As far as research potentials, Cherry sees many opportunities to use PET/MRI. “Many complementary opportunities exist. All you need do is look at the literature about the many applications, such as cardiovascular, cancer, and neuroscience, where people have applied PET and MRI separately. Now, they’d be able to do simultaneous scans. That will be very valuable in studies where aspects change with time. PET/MRI enables you to capture a snapshot. That’s one of the ways the combined device is most valuable.”
Cherry also foresees PET/MRI’s value in stem cell therapy research. As the fusion technique enables simultaneous measures of anatomy, function, and biochemistry, it could facilitate the tracking of stem cell migration into damaged brain regions, for example. “Cell tracking represents just one of the most interesting research areas, as PET/MRI allows researchers to monitor the stem cells. I think this research direction will be particularly fruitful,” he says.
Innovative introductions are usually followed by questions about when the development will be commercialized.
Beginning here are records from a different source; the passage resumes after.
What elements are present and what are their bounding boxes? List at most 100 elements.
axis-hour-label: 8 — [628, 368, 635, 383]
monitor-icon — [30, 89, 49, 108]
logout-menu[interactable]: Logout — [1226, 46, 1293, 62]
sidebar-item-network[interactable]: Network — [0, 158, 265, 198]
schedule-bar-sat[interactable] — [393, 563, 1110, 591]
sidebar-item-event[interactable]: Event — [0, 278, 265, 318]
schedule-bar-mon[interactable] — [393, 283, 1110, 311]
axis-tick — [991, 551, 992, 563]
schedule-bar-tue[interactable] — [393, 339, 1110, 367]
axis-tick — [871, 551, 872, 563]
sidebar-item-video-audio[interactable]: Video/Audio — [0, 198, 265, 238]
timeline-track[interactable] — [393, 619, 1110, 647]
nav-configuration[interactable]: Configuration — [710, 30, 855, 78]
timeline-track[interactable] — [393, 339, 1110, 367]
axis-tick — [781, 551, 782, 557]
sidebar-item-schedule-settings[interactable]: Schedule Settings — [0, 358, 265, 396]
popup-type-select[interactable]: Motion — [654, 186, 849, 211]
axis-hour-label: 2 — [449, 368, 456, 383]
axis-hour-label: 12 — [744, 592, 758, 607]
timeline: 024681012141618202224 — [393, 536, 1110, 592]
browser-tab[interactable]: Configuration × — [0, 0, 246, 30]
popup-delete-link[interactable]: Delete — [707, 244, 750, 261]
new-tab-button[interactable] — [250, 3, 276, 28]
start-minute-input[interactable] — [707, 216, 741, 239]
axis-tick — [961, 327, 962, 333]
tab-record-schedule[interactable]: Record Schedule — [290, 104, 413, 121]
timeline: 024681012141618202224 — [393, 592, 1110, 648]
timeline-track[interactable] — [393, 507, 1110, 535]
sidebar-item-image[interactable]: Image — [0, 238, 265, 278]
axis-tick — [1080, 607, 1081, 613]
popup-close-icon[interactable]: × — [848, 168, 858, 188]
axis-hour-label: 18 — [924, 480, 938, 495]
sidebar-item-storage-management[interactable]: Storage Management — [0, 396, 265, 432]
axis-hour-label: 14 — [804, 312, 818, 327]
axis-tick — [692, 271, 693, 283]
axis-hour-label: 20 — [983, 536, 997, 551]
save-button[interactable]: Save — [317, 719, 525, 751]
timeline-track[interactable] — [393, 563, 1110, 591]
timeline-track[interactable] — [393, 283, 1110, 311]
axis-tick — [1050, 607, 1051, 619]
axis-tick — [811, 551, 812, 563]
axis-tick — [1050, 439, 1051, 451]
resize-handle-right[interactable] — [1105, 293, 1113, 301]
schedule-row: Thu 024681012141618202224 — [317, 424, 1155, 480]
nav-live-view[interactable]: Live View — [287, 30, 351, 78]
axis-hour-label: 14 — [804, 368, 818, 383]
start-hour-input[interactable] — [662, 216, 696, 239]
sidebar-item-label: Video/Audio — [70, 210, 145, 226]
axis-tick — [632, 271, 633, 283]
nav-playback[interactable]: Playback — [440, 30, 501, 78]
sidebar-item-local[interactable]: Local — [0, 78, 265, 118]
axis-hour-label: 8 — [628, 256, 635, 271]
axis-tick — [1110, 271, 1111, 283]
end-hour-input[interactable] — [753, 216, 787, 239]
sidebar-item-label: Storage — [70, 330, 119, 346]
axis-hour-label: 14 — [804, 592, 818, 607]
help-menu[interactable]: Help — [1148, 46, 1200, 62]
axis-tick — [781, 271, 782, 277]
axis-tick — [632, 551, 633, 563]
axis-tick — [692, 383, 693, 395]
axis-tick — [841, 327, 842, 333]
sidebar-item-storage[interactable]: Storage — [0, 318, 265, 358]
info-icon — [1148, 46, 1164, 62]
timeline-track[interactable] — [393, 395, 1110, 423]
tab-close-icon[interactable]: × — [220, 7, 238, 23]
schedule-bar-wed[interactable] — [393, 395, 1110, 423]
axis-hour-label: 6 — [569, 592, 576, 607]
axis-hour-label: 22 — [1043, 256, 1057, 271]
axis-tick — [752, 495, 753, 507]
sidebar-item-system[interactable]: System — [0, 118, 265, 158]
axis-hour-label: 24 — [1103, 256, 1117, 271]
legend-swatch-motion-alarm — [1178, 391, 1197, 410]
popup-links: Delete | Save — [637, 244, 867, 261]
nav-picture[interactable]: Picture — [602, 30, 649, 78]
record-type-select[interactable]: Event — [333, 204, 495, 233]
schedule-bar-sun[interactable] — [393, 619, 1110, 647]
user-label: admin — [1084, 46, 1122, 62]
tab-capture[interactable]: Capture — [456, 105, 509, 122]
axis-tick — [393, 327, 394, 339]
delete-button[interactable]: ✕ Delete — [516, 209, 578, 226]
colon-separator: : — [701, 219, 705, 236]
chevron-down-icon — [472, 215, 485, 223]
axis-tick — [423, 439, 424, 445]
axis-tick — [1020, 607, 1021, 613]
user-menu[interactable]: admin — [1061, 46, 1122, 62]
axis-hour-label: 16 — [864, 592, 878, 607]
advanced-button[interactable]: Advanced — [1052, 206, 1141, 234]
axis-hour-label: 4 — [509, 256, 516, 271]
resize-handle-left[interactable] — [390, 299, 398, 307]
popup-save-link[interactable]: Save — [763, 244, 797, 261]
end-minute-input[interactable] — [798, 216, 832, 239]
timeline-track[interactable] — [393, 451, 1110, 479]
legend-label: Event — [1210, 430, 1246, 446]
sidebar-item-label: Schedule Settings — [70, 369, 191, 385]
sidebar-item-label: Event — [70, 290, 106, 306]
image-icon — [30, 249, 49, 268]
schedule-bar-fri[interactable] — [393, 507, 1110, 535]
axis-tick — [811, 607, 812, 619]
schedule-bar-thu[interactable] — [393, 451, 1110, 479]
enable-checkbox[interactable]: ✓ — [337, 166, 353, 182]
It’s hard to say when PET/MRI will move to the mainstream clinical setting.
“Siemens has developed a prototype for distribution in the United States as a research tool,” reports Cherry. “But they’re not ready yet to offer it as a product.” Siemens Medical Solutions, Germany introduced the PET/MRI prototype in May 2007 in Berlin at the International Society for Magnetic Resonance in Medicine annual meeting. The system has been used for in vivo human brain imaging studies at Siemens’ U.S. medical facilities. Complete testing on the system began in late 2007.
“I’ve also heard that other vendors are busy working on PET/MRI,” adds Cherry. “When major medical companies invest money into technology, you know that products are imminent.”
— Dan Harvey is a freelance writer based in Wilmington, Del.